We’ve heard that harvest has started in some areas of the state. With that being the case, you may find that you need more information regarding the drought resources that are available to you. We’ve made it easier to access that information on the IL Corn website be creating a direct link. Go to http://www.ilcorn.org/drought for a current list of information and resources available to you as a farmer. We’ve also posted some great information for consumer audiences, as well.
We have created an online album of photographs from the 2012 growing season. If you’d like to submit photos and stories from your farm, please email them to firstname.lastname@example.org.

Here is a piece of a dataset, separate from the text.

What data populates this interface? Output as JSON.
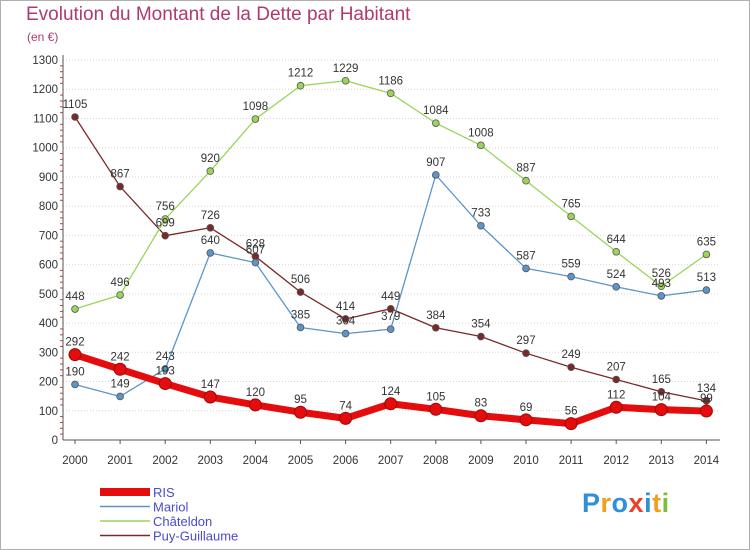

Earlier this week, University of Illinois Agricultural Economist Gary Schnitkey indicated at the farmdoc daily blog (“2012 Corn and Soybeans Yields Relative to Historical Yields”) that, “On August 10th, the U.S. Department of Agriculture (USDA) released its first estimates of 2012 corn and soybean yields on a state level. As one would expect given the 2012 drought, many states are projected to have poor yields. Relative to trend yields from 1972 through 2011, 2012 corn yields are projected to be the worst in four states. The lowest corn and soybean yields are located in or near the Midwest. Southern and eastern seaboard states have relatively higher yields…Figure 1 shows a map giving a percentage for each state that USDA reported a yield in its August 10th report. This percentage indicates the percent of yields from 1972 through 2011 that are below the 2012 yield. For example, Illinois’ percentage is 5%. This indicates that 5% of the yields from 1972 through 2011 are below the 2012 yield in terms of percent deviations from trend.”
The update noted that, “Similar to corn, low soybean yields are located in the Midwest (see Figure 2).”